Invasion of Ramnad and the Occupation of the Nawab of the Carnatic
In the year 1771, Thuljaji also invaded the dominion of Polygar of Ramnad who had wrested Hanumantagudi from Thanjavur during the reign of Pratapsingh. The Raja of Ramnad was very much dependent of Nawab of Carnatic and this action of aggression by Thuljaji forced the Nawab to interfere. A mortifying understanding was forced upon the Raja and was later ratified by the officials of the British East India Company. Apart from a war indemnity of thirty-two lakhs, eighty lakhs of arrears had to be paid. Thuljaji also ceded two Subhas of Thanjavur to the Nawab. Arni and Hanumantagudi were taken from the Raja's hands and Thanjavur was to have the identical foreign policy as the kingdom of the Nawab.

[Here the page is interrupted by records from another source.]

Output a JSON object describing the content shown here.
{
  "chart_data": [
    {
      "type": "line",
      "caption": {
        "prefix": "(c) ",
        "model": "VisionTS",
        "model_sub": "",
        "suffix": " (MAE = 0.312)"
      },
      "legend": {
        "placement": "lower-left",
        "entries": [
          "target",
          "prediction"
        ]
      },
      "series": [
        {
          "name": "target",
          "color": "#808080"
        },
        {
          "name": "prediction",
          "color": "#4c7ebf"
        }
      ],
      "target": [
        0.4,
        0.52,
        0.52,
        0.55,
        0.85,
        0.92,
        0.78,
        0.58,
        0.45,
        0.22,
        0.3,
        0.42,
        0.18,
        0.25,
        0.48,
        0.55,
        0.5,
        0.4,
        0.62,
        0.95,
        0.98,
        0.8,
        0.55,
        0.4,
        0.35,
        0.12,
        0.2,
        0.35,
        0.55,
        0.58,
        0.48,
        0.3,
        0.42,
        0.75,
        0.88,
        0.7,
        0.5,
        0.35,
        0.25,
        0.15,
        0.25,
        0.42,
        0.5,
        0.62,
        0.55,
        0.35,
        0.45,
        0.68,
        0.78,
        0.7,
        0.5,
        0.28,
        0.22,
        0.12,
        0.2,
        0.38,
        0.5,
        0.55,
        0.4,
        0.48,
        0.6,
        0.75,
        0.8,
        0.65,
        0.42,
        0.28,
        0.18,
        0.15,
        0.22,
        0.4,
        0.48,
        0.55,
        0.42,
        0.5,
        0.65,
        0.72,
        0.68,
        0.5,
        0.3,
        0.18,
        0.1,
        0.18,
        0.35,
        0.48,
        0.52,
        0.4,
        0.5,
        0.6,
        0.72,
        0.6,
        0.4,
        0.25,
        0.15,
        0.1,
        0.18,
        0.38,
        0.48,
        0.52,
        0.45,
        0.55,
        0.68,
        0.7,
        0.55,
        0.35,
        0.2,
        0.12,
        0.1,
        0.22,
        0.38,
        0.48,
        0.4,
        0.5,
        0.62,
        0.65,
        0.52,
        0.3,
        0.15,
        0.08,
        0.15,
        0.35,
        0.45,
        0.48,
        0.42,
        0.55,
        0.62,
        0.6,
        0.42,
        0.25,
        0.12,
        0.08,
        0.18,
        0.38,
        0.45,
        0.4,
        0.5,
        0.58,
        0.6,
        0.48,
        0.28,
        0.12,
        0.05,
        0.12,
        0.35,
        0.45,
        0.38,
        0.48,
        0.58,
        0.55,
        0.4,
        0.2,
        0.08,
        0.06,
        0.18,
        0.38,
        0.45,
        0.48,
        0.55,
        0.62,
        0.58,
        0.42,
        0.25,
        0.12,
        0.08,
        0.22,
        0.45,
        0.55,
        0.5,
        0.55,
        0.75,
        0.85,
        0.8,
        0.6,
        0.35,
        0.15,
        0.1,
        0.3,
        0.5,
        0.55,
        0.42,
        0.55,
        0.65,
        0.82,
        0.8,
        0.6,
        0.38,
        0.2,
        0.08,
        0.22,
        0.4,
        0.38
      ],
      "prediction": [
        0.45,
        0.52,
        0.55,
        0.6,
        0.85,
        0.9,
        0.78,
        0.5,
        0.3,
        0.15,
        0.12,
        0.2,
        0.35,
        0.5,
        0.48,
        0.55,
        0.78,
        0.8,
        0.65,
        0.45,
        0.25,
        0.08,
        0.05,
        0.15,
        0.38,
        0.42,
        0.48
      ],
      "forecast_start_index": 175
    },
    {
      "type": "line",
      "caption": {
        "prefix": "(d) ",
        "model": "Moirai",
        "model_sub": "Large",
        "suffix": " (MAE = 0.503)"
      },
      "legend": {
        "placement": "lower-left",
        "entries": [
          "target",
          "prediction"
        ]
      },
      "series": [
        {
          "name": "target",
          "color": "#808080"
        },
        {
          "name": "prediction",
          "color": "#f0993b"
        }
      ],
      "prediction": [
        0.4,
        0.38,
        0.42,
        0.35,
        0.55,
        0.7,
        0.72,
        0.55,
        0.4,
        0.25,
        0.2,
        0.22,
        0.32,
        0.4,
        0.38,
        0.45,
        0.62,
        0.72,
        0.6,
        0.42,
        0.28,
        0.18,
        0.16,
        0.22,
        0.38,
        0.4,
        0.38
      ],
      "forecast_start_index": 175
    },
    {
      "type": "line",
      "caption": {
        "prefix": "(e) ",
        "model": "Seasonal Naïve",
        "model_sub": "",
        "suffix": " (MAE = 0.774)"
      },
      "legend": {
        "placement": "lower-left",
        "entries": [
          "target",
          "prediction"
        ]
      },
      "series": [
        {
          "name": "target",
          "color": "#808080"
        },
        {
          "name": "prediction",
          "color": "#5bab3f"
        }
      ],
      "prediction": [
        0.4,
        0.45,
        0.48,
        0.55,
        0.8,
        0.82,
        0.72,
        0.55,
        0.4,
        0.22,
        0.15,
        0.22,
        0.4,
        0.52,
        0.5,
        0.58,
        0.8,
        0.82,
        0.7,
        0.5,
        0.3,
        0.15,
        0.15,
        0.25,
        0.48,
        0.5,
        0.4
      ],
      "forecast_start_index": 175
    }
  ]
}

Thuljaji, shaken and humiliated by the provisions of the treaty, applied to the Peshwa for help. A large army commanded by Raghoba was dispatched to help Thuljaji. But court intrigues at Satara forced him to turn back. Thanjavur was taken by the forces of the Nawab of Carnatic and Thuljaji was deposed. Thanjavur loathed under the rule of the Nawab for three years (from 1773 to 1776).
Restoration of Thuljaji
In the year 1776, the Board of Directors of the British East India Company also ordered the restoration of Thuljaji. Nonetheless, soon after the restoration treaty was forced upon him by which he became a mere vassal of the British. His army was disbanded and replaced with Company troops. He was to pay regular tribute to both the Nawab and the Company.
The Second Mysore War
In the year 1780, Second Mysore War broke out between Hyder Ali and the Company. Immediately after that, along with his son Tipu Sultan he also invaded Thanjavur. The Mysore army was in complete occupation of the kingdom for 6 years. The entire region was ransacked and the people were carried away. There are records by missionary Schwartz which shows the abduction of 20,000 children by Tipu Sultan from Thanjavur in the year 1784 alone. The entire produce fell and a calamity thus ensued. Thereafter, Thanjavur, due to the impact of Tipu Sultan, did not recover till the beginning of the 19th century.
Literature of Thuljaji
Being a fine writer, Thuljaji, could compose in Sanskrit as well as Telugu and Marathi. Later, he was also conferred the title of Andhra Kalidasa on poet Aluri Kuppana. Poet Aluri Kuppana wrote several classics like Acharyavijayamu, Panchanada Sthalapurana, Yakshaganas of Ramayana and the Bhagavata, Parana Bhagavatacharitra, Indumati Parinaya and Karmavipaka. Thuljaji, even though he was a Hindu, was tolerant of other faiths and confided upon a Christian missionary called Schwartz. Thuljaji was also drawn deeply to Saivism.
Death of Thuljaji
In the year 1787, at the age of 49, Thuljaji died leaving a poor state for its people. As a result, two of his queens committed Sati. As Thuljaji did not have any offspring, he adopted Serfoji from a parallel branch of the Bhonsle family. Serfoji II ascended the throne at the age of 10 with Thuljaji's brother Amarsingh as regent.